This is an ancient work of philosophy, and written in classical chinese. One should not approach such works expecting a ripping yarn, or even for clear advice. 'Always eat your greens' would be unlikely to last 25 centuries, which, on reflection, seems rather a pity. Mankind needs a bit of ambiguity in it core texts, and the Tao delivers, and with a brevity which, (speaking as someone who has hacked through Deuteronomy), could teach other ancient writers a thing or two.
It is, however, very hard to understand. This is a book to ponder and re-read, with the aid of background material, and time to meditate.
I can therefore offer no opinion on why the author, without further explanation, compares ruling a small state to cooking small fish. A quick hunt through wikipedia suggests that translation of this work is an especially difficult problem, and I wonder how much of the ambiguity is down to this.
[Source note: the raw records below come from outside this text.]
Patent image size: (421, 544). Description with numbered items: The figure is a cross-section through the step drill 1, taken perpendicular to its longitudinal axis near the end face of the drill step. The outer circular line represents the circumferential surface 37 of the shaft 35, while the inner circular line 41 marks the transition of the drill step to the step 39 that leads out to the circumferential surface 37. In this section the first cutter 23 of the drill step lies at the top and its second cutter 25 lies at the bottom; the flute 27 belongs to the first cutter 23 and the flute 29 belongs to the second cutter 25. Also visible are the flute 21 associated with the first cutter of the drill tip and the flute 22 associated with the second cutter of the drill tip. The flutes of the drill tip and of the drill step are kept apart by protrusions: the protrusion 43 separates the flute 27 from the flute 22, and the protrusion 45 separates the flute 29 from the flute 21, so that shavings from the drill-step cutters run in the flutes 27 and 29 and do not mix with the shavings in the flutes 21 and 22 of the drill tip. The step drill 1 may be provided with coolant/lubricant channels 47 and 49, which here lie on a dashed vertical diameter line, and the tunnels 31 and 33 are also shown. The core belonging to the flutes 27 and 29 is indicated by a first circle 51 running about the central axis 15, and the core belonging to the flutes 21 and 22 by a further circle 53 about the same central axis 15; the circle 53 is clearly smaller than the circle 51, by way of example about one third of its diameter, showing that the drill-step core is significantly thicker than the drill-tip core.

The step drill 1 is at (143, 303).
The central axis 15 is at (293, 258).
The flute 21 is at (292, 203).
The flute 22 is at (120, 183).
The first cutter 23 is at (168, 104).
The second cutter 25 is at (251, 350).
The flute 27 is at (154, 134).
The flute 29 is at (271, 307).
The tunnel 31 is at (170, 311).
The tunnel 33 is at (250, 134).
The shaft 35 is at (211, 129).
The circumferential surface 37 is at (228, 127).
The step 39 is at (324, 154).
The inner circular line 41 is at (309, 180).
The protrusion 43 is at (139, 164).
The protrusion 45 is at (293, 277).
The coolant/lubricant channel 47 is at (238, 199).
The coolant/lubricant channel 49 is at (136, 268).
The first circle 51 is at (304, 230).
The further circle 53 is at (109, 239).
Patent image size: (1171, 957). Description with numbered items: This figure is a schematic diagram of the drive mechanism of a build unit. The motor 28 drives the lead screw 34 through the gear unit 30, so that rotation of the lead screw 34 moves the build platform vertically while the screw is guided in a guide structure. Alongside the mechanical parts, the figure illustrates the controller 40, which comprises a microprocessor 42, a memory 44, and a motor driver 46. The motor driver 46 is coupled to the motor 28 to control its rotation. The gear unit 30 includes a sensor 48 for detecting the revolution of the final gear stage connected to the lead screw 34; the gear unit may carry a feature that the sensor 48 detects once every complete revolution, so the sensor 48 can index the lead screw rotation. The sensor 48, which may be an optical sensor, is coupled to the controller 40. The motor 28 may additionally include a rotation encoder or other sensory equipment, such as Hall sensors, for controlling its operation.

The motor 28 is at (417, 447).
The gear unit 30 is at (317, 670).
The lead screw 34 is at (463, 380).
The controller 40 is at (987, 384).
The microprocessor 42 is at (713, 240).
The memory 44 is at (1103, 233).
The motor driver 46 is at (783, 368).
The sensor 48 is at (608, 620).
My few thoughts, such as they are:
1. This seems to be a book aimed at the ruling elite, exhorting temperance, humility and restraint from rulers.
2. It is strongly in favour of allowing nature to take its course, advising against micro-management in rulers.
3. It seems to be pacifist.
4. Many other concepts seems familiar from the Sermon on the Mount, and Plato's Theory of Forms.
5. The book I was reminded of most often was The Prince, by Macchiavelli. Lao-Tze does not seem to have a great respect for democracy.
At the end I was surprised that my reading of a famous religious work should make it seem so worldly. Perhaps that reflects on me. I may have totally missed the point. To try and combat this, my next book will be The Book of Tea, by Okakura Kakuzo, which apparently, among other things, describes Taoism in a more accessible way.